Home »
Python
Python Pandas Data Operations (With Examples)
Various Data Operations in Python Pandas: In this tutorial, we will learn about some of the very useful operations with explanations and examples.
By Sapna Deraje Radhakrishna, on February 03, 2020
Pandas support very useful operations which are illustrated below,
Consider the below dataFrame,
import numpy as np
import pandas as pd
df = pd.DataFrame({
'col1': [1, 2, 3, 4],
'col2': [444, 555, 666, 444],
'col3': ['abc', 'def', 'ghi', 'xyz']
})
print(df.head())
'''
Output:
col1 col2 col3
0 1 444 abc
1 2 555 def
2 3 666 ghi
3 4 444 xyz
'''
1. Finding unique values in a DataFrame
In order to find unique values from columns,
# returns numpy array of all unique values
print(df['col2'].unique() )
# Output: array([444, 555, 666])
# returns length / number of unique values
# in a numpy array
print(df['col2'].nunique())
# Output: 3
# if we want the table of the unique values
# and how many times they show up
print(df['col2'].value_counts() )
'''
Output:
444 2
555 1
666 1
Name: col2, dtype: int64
'''
2. Selecting data from a DataFrame
Consider the dataFrame,
Using the conditional selection, we could select data as follows,
print(df['col1']>2)
'''
Output:
0 False
1 False
2 True
3 True
Name: col1, dtype: bool
'''
print(df[(df['col1']>2)])
'''
Output:
col1 col2 col3
2 3 666 ghi
3 4 444 xyz
'''
print(df[df['col1']>2 & (df['col2']==44)])
'''
Output:
col1 col2 col3
0 1 444 abc
1 2 555 def
2 3 666 ghi
3 4 444 xyz
'''
3. Applied Methods
Consider a simple method,
def times2(x):
return x*2
We already are aware that we can grab a column and call a built-in function off of it. Such as below,
print(df['col1'].sum())
# Output: 10
Now, in order to apply the custom function, such as one defined above (times2), pandas provide an option to do that as well, as explained below,
print(df['col2'].apply(times2))
'''
Output:
0 888
1 1110
2 1332
3 888
Name: col2, dtype: int64
'''
Apply built-in functions,
print(df['col3'].apply(len))
'''
Output:
0 3
1 3
2 3
3 3
Name: col3, dtype: int64
'''
Apply method will be more powerful, when combined with lambda expressions. For instance,
print(df['col2'].apply(lambda x: x*2))
'''
Output:
0 888
1 1110
2 1332
3 888
Name: col2, dtype: int64
'''
4. Getting column names, RangeIndex, and sort values
# returns the columns names
print(df.columns)
# Output: Index(['col1', 'col2', 'col3'], dtype='object')
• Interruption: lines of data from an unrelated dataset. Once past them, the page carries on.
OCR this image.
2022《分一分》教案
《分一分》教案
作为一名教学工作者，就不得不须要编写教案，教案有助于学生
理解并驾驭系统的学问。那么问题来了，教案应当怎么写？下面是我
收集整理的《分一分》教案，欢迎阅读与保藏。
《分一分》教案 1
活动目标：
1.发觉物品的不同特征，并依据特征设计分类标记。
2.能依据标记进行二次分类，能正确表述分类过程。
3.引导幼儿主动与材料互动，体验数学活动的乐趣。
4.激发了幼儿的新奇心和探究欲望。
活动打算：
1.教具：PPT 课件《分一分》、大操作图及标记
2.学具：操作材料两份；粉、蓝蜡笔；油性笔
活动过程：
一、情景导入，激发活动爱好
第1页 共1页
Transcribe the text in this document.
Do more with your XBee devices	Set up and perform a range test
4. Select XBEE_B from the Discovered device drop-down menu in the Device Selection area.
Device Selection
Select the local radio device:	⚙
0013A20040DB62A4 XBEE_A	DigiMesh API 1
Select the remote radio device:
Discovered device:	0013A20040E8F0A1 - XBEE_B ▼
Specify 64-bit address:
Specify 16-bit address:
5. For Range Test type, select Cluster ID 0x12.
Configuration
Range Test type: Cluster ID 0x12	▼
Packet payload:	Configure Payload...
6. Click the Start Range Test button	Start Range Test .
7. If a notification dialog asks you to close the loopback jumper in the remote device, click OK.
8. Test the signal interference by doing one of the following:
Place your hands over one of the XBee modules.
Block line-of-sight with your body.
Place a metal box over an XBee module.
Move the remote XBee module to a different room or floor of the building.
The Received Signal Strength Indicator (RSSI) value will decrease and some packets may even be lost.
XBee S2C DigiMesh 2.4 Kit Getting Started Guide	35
#since this is a rangeindex, it actually reports
# start, stop and step values too
print(df.index)
# Output: RangeIndex(start=0, stop=4, step=1)
# sort by column
print(df.sort_values('col2'))
'''
Output:
col1 col2 col3
0 1 444 abc
3 4 444 xyz
1 2 555 def
2 3 666 ghi
'''
In the above result, note that the index values doesn't change, this is to ensure that the values is retained.
5. Checking null values in a DataFrame using isnul()
# isnull
print(df.isnull())
'''
Output
col1 col2 col3
0 False False False
1 False False False
2 False False False
3 False False False
'''
The isnull() will return a dataframe of booleans indicating whether or not the value was null or not. In the above, we get a boolean of all false because we have nulls in our dataframe.
6. Dropping NaN values in a DataFrame using dropna()
print(df.dropna())
'''
Output:
col1 col2 col3
0 1 444 abc
1 2 555 def
2 3 666 ghi
3 4 444 xyz
'''
7. Replacing NaN values with custom values in a DataFrame
df = pd.DataFrame({
'col1': [1, 2, 3, np.nan],
'col2': [np.nan, 555, 666, 444],
'col3': ['abc', 'def', 'ghi', 'xyz']
})
print(df)
'''
Output:
col1 col2 col3
0 1.0 NaN abc
1 2.0 555.0 def
2 3.0 666.0 ghi
3 NaN 444.0 xyz
'''
print(df.fillna('FILL'))
'''
Output:
col1 col2 col3
0 1 FILL abc
1 2 555 def
2 3 666 ghi
3 FILL 444 xyz
'''
8. Using pivot table in a DataFrame
This methodology will be familiar for the Advanced Excel users. Consider a new dataFrame,
data = {
'A': ['foo', 'foo', 'foo', 'bar', 'bar', 'bar'],
'B': ['one', 'one', 'two', 'two', 'one', 'one'],
'C': ['x', 'y', 'x', 'y', 'x', 'y'],
'D': [1, 3, 2, 5, 4, 1]
}
df = pd.DataFrame(data)
print(df)
'''
Output:
A B C D
0 foo one x 1
1 foo one y 3
2 foo two x 2
3 bar two y 5
4 bar one x 4
5 bar one y 1
'''
The pivot table, creates a multi index dataFrame. The pivot table takes three main arguments, the values, the index and the columns.
print(df.pivot_table(values='D',index=['A', 'B'],columns=['C']))
'''
Output:
C x y
A B
bar one 4.0 1.0
two NaN 5.0
foo one 1.0 3.0
two 2.0 NaN
'''